A second new officer is finishing the 16-week police academy, and another is just about to start. After police academy, the officers spend time with a training officer locally before working solo.

At the same time, another officer is out on long-term disability, Burford said, so the department has been down four officers.

It will be almost a year before Sweet Home begins seeing the full benefit of the new officer, he said.

When that happens, the department will have two officers dedicated to traffic patrol.

The department started out 2007 busier than 2006, Burford said, running about five days ahead in terms of calls at the end of May.

But by mid-year, things slowed down, giving the officers “more time to deal with the tiny pebbles in the community’s shoe,” Burford said.
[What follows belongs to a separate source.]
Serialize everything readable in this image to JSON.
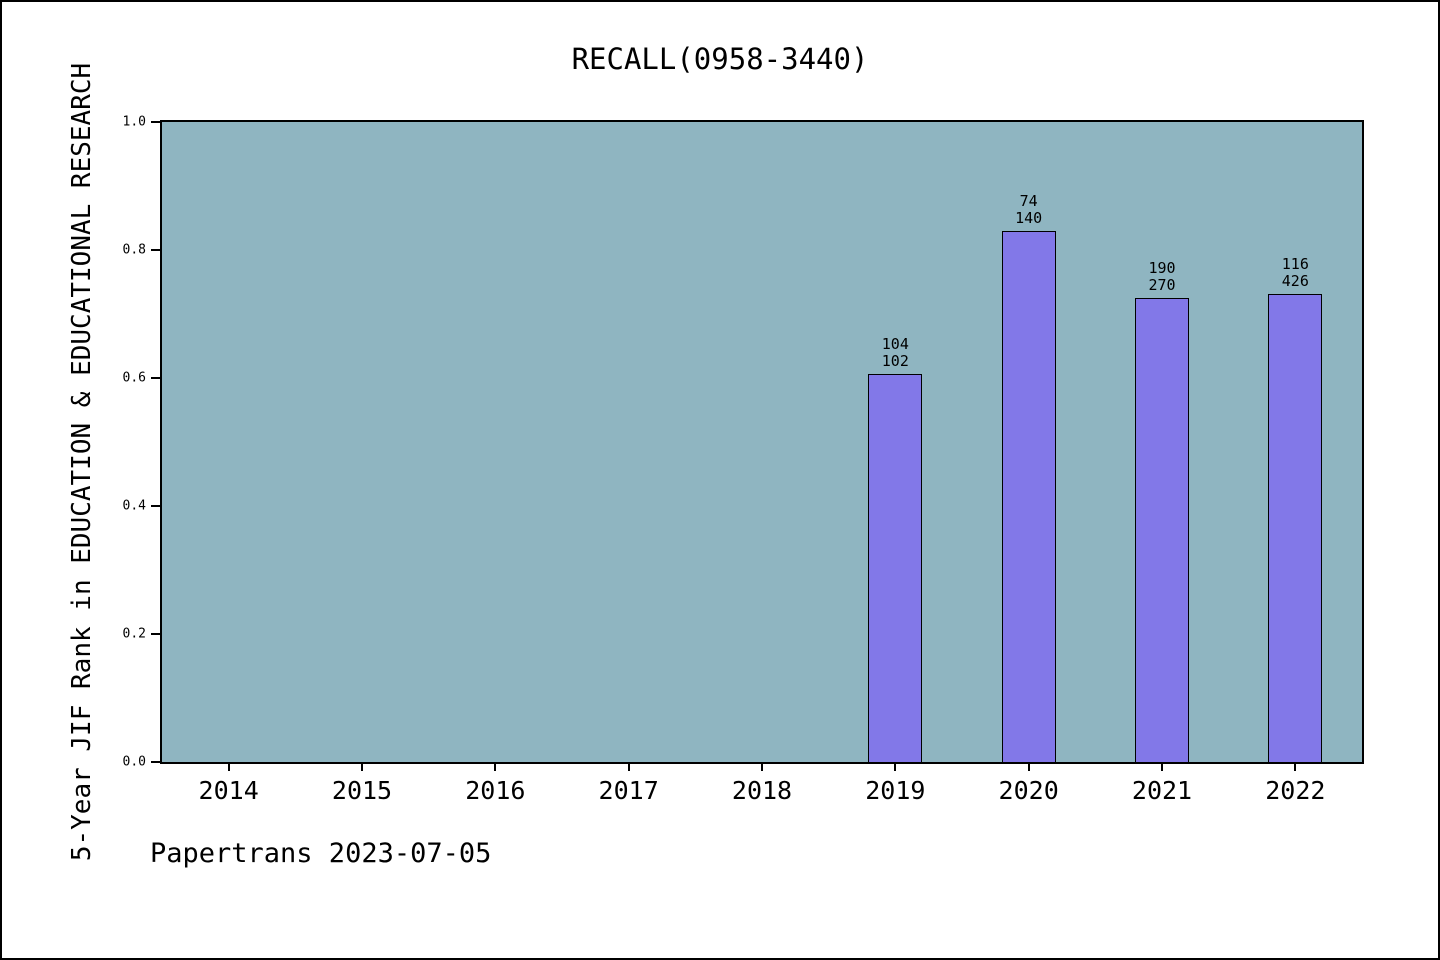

Traffic problems, he said, are mainly community irritants, but dealing with them makes the community feel better.

When the new officers are working on their own, the department also will have two full-time detectives, Burford said. Right now, the department is operating with one full-time detective.

“Somewhere, around the first of December, the call load started picking up, back to normal,” Burford said, but officers are still finding time to patrol traffic.

The new year has gotten off to a brisk start, he said. Ten days into 2008, the department had more calls than it did in the first 10 days of 2007, which were busier than the first 10 days of 2006, Burford said.